Francis Farberoff was a member of Team Rio, which won back-to-back championships at the U.S. Open NASSC in 2005 and 2006. Farberoff won MVP at the 2006 competition.

Seattle Sounders

Farberoff played for the Seattle Sounders FC beach soccer team from 2011 to 2012, which was coached by Marcelo Mendes and competed in the 2011 and 2012 FIFA-sanctioned Mundialito de Clubes tournament in Brazil as team captain (Beach Soccer Club World Cup). The team made it to the quarter finals in 2011 and the group stage in 2012.

Corinthians

Farberoff won a Brazilian Beach Soccer Club Championship with Corinthians.

Florida Beach Soccer FC

He also captained for Florida Beach Soccer FC from 2010 to 2013. The team won the U.S. Open Beach Soccer Championship at the North American Sand Soccer Championships (NASSC) in 2011 and 2012, coming in third in 2010, and were runners up in 2013. The team came third at the Beach Soccer Championships in Oceanside, California. The club additionally won titles at events such as the 2011 BagoSports Beach Football Invitational in Trinidad and Tobago (undefeated run) and contributed to domestic successes like the USL Major Beach Soccer national championship in Clearwater, Florida.

== Coaching career ==

=== United States (Men's) ===
Farberoff served as assistant coach for the United States men's national beach soccer team from 2014 to 2020, including at the 2019 FIFA Beach Soccer World Cup in Paraguay.

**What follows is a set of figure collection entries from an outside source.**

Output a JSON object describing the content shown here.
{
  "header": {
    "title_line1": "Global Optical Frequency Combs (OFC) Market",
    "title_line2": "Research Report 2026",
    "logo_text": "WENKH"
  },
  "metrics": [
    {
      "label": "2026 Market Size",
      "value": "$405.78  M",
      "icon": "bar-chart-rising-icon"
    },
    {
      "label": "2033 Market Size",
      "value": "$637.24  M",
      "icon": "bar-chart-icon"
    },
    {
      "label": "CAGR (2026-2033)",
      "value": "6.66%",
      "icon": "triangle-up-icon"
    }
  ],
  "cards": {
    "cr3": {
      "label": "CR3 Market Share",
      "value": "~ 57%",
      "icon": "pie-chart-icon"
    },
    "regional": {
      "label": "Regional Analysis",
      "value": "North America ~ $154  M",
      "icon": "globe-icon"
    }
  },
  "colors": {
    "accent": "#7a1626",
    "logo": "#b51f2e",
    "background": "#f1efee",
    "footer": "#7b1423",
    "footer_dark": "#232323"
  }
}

Appointed head coach of the U.S. Men’s National Team in 2020, he led the men’s team to the 2021 FIFA Beach Soccer World Cup in Moscow and the 2024 FIFA Beach Soccer World Cup in Dubai, where they lost 3–2 in extra time to the UAE. Farberoff is statistically the most successful coach of the modern era. In 2023, he led the U.S. to its best-ever single-year record (11-3-0), achieving a program-record .786 win percentage, a +43 goal differential, and 75 goals scored. Winning the 2023 CONCACAF Beach Soccer Championship title (6-0 record in tournament), 5–0 vs. Mexico and a record 11–3 season. He was let go as head coach in 2024.

=== United States (Women's) ===
In addition to his responsibilities with the men's program, Farberoff was an early figure in the launch and development of the United States women's national beach soccer team (Beach WNT). During the program's inaugural campaign in 2019, he served on the coaching staff to help prepare the newly formed squad for its first competitive international fixtures, culminating in a fifth-place finish overall at the 2019 ANOC World Beach Games in Doha, Qatar. He managed the women's tracking pool through late 2023, setting a framework for the program before his overarching tenure with U.S. Soccer concluded in early 2024.

=== Cali BSC ===
Farberoff has served as head coach for Cali BSC in 2023 at the World Winners Cup in Alghero, Italy.

=== Bahamas ===
In 2025, Farberoff became head coach of the Bahamas national beach soccer team, leading them to a fourth-place finish at the 2025 CONCACAF Beach Soccer Championship in Nassau. The team lost to Guatemala in the semifinals before losing 6–2 in the third-place match against the United States.

=== Vasco da Gama ===
Farberoff joined Vasco da Gama as assistant coach for the 2025 season.

=== Other roles ===
Farberoff is a FIFA and CONCACAF beach soccer instructor. In 2016 he managed a practical training course in Panama, organized by the Panamanian Football Federation.

He serves as the president of Futbol-Beach Soccer-Futsal Club (FBS-FC) in Miami.

== Honours ==
=== Player ===
- United States national beach soccer team

CONCACAF Beach Soccer Championship: Winner (2006, 2007, 2013); Bronze (2005, 2008, 2010)

- Club

North American Sand Soccer Championships: Winner (8 times)

Brazilian Beach Soccer Club Championship: Winner – Corinthians

=== Coach ===
- United States national beach soccer team

CONCACAF Beach Soccer Championship: Winner: 2023

=== Individual ===

CONCACAF Beach Soccer Championship MVP: 2006

Veteran category for the National Soccer Hall of Fame 2025, 2026, and 2027 class (finalist).